With federal funds for basic computer science research at universities in decline, three of the industry’s leading companies are joining to help fill the void.
Google Inc. and Microsoft Corp. are setting aside their bitter animosity to back a new Internet research laboratory aimed at helping entrepreneurs introduce more groundbreaking ideas to a mass audience.
The facility, housed at the University of California, Berkeley, will develop open source Web services. All three companies will contribute equal measures financially.
Sun Microsystems Inc. also is joining the $7.5 million project at the University of California, Berkeley. The Reliable, Adaptive and Distributed Systems, or RAD, lab was scheduled to open shortly and will dole out $1.5 million annually over five years, with each company contributing equally. The new research center will focus on the design of more dependable computing systems.
Computer scientists have grown increasingly alarmed that federal support for basic or "pre-competitive" research is being eroded by shifts toward applied research and shorter-term financing.
Earlier this year, MIT researchers announced several similar corporate-backed basic research efforts, and Carnegie Mellon University officials said they were working on similar arrangements.
The Berkeley researchers say that under the terms of their agreement with the three companies, the fruits of the research will be nonproprietary and freely licensed. Each company has agreed to support the project with $500,000 annually for five years. Although the companies are frequently rivals and only occasionally allies, they have concluded that they can operate most effectively by bringing technology innovations to market quickly.
Staffed initially by six UC Berkeley faculty members and 10 computer science graduates, the lab plans to develop an array of Web-based software services that will be given away to anyone who wants it.
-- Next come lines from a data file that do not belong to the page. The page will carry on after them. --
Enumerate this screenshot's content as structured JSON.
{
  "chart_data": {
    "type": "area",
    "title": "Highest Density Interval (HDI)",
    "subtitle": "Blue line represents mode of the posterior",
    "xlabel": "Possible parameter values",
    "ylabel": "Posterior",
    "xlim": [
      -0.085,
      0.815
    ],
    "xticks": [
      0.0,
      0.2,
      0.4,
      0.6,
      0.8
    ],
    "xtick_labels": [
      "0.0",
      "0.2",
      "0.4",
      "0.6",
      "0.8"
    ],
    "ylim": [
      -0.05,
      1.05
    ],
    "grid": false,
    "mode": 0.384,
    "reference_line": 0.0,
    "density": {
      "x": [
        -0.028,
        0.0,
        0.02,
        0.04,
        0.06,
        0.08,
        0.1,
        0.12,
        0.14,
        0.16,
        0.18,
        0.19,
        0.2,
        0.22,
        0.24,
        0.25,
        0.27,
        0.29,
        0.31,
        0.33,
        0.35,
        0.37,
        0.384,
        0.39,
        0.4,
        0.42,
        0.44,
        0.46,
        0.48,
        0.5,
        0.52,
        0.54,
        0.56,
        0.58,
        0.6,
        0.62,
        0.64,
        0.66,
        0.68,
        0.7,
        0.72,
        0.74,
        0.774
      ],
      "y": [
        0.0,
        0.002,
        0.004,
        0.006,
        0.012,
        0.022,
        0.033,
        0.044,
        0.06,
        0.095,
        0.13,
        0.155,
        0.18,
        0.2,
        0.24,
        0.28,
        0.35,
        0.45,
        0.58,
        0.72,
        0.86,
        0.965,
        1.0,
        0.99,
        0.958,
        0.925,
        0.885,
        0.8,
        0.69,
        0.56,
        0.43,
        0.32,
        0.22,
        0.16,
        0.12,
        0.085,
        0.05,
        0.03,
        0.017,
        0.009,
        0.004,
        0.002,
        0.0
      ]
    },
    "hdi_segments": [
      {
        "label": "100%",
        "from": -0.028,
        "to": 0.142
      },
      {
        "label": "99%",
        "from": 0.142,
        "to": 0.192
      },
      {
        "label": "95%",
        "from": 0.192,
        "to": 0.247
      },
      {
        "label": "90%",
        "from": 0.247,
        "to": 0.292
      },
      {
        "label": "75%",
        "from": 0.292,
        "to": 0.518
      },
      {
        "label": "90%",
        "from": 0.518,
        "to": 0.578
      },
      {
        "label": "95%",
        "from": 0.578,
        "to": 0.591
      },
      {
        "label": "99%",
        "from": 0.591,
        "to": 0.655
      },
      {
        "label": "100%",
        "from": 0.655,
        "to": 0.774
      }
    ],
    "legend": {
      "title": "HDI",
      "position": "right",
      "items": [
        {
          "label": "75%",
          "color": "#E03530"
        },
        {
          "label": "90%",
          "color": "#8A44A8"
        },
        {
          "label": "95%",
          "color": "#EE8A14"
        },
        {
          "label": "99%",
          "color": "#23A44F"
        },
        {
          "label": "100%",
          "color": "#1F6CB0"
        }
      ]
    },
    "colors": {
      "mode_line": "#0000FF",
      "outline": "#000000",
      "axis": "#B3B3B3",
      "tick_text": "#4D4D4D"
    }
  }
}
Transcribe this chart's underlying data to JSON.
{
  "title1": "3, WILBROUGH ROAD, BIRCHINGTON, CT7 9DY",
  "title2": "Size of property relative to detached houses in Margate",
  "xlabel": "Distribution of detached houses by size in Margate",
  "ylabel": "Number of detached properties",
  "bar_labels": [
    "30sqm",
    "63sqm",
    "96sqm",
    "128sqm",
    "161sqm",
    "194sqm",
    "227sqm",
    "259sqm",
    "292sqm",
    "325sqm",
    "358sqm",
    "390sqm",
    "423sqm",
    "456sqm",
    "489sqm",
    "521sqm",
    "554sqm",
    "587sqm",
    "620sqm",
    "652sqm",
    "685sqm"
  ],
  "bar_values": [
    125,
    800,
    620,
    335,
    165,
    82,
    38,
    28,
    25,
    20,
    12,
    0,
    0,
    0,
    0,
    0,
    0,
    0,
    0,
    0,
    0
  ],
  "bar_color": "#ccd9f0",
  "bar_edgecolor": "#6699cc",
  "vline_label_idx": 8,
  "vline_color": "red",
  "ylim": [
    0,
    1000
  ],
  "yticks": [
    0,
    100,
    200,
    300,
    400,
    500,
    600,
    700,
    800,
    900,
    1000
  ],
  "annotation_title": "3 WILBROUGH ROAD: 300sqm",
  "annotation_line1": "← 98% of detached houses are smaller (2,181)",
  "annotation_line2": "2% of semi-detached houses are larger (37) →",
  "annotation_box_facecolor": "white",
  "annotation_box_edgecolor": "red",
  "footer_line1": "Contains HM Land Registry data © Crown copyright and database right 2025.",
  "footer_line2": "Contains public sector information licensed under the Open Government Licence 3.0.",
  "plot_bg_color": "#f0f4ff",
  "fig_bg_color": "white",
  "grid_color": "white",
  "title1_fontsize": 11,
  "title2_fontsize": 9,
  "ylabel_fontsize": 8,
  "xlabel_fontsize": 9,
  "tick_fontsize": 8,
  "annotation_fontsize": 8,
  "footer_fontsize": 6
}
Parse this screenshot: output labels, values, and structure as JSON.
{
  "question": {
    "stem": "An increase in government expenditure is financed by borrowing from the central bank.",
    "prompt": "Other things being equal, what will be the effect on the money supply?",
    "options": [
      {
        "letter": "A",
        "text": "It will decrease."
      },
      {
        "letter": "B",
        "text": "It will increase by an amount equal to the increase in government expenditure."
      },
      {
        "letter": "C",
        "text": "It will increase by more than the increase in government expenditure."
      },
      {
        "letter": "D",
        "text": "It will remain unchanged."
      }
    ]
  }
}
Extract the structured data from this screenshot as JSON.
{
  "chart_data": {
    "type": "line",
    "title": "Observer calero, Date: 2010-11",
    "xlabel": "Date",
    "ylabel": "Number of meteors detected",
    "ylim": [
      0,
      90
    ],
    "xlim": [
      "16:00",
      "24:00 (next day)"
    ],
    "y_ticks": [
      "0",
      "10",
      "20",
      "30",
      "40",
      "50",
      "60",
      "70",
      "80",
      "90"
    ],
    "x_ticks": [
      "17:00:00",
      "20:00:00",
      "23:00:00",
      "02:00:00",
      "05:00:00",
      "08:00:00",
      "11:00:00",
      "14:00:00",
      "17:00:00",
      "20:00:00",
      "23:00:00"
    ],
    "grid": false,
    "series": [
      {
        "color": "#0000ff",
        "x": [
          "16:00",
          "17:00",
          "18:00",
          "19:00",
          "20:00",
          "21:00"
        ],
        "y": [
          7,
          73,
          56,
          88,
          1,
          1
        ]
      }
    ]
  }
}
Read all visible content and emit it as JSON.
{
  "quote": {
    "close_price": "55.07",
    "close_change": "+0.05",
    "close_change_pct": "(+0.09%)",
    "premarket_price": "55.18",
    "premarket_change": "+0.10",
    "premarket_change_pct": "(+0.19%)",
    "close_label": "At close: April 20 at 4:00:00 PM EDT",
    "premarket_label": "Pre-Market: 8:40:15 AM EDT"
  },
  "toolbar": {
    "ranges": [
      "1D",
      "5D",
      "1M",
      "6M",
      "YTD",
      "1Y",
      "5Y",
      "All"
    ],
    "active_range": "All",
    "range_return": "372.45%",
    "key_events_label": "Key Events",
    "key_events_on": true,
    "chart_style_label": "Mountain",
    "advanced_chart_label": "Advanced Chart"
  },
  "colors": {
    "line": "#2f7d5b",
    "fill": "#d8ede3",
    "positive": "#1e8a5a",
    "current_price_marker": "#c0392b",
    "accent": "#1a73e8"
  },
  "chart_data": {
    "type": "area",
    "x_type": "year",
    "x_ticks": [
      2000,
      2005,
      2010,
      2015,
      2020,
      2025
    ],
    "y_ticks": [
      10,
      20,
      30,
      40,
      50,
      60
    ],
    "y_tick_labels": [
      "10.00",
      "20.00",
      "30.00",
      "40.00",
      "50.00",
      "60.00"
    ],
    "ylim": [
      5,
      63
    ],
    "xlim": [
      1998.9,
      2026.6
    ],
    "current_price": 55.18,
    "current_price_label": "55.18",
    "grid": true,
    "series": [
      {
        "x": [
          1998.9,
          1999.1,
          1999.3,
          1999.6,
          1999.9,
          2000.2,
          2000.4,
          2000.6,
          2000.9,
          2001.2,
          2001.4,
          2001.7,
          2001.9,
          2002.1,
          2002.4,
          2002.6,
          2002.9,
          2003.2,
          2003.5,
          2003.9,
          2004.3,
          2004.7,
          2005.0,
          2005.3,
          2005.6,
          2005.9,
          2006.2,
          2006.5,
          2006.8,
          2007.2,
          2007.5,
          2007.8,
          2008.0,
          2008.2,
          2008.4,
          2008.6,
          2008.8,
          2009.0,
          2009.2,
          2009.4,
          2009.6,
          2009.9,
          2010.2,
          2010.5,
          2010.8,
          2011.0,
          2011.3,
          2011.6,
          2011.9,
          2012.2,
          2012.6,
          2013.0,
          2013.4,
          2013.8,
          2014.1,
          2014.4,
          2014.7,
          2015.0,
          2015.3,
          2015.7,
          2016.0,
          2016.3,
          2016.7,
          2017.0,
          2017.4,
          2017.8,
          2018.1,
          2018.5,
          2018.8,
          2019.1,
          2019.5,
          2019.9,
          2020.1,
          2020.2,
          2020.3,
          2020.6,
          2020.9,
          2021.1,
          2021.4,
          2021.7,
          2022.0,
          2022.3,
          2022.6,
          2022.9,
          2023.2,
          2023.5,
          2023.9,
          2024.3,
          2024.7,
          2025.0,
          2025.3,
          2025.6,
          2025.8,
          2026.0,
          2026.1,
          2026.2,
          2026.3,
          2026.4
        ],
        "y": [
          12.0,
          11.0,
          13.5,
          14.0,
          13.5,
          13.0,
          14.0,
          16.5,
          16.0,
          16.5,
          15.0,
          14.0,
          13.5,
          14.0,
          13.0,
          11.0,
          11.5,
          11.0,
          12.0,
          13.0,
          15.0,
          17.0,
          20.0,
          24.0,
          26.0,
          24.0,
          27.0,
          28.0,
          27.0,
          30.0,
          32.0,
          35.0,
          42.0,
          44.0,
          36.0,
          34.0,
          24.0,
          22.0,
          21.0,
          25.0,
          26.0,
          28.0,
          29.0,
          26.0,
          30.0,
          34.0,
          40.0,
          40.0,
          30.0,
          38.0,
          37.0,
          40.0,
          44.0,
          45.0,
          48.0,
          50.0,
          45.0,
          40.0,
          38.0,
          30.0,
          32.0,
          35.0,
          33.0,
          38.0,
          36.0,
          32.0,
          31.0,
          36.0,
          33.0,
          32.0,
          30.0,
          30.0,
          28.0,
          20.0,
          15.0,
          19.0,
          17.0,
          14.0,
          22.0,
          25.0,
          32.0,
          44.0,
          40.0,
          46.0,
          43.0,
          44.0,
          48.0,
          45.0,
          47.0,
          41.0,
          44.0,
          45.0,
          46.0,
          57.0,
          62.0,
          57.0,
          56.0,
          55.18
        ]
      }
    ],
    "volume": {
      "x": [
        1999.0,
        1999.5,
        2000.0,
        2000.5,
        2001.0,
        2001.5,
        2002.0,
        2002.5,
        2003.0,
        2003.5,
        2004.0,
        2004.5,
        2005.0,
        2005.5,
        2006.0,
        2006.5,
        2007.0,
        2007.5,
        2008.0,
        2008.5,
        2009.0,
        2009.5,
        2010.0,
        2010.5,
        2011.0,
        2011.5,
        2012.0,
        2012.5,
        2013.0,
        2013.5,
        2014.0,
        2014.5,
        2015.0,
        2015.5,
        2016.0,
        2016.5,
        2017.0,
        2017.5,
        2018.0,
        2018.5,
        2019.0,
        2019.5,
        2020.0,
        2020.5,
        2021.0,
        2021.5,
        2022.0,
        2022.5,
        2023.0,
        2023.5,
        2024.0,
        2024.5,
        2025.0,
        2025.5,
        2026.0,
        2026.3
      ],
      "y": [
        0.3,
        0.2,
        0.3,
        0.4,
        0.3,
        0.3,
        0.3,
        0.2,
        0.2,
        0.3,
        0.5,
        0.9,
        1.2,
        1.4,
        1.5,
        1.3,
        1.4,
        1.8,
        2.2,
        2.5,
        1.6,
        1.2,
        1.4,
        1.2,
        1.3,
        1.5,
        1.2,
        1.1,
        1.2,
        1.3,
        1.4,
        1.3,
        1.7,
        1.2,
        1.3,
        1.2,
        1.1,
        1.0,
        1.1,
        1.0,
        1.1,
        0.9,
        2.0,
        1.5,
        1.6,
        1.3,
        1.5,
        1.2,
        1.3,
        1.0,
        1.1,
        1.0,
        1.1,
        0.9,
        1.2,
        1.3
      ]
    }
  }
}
Conceivably, the lab’s services could help launch another revolutionary company like online auctioneer eBay Inc. or even Google, which has emerged as one of the world’s most valuable companies just seven years after its inception in a Silicon Valley garage. It is interesting to have Google as one of the founding investors because one of the big questions the RAD lab is trying to address is, ‘How do you get the next Google out there?‘ said Greg Papadopoulos, Sun’s chief technology officer.
The lab already has created something highly unusual–a bond between Google, the maker of the Internet’s most popular search engine, and Microsoft, the world’s largest software maker.
The Berkeley lab’s founding director, David A. Patterson, is a veteran computer scientist who has led a variety of academic research projects that have had a significant impact on the computing industry since the 1980s. Patterson, currently the president of the Association for Computing Machinery, a national technical organization, has recently been a vocal critic of the shift of basic research funds away from universities and toward military contractors.
We are trying to sustain the broad vision, high-risk and high-reward research model, said he was initially was worried about the friction, but "everybody was pretty mature about it," Patterson said of the new Berkeley effort.
The two are fierce rivals in search, and their behind-the-scenes rancor has been publicly aired in a recent Washington state court battle triggered by Google’s recent raids on Microsoft’s work force.
Microsoft senior researcher James Larus said the collaboration on RAD should not be seen as a truce.
We are not going into this with the idea that we are going to be collaborating with Google or that they will be collaborating with us, said Larus, who will be Microsoft’s primary liaison with the RAD lab.
Santa Clara, Calif.-based Sun Microsystems also has had a prickly relationship with Microsoft, although they have been getting along better since Microsoft last year paid Sun $1.6 billion to settle antitrust and patent infringement lawsuits.
In a statement, Google said it is excited to be involved in the lab and looks "forward to the exciting ideas and technology that will be developed there."
Sun and Google are highly collegial. In October, they formed a partnership to develop more software tools that might pose a threat to Microsoft’s dominant Office suite of word processing and spreadsheet applications.
UC Berkeley and other universities increasingly are turning to the private sector to help offset declines in spending by the federal government. Earlier this year, UC Berkeley stuck a deal with Internet powerhouse Yahoo Inc. to open a research laboratory devoted to online search.
High-tech companies have a huge incentive to help make up for lost government funding, said Larus, who got his doctorate from UC Berkeley.
We realize if research is not being done in university laboratories, he said, "then the pipeline of ideas and computer science graduates coming into our companies eventually is going to dry up."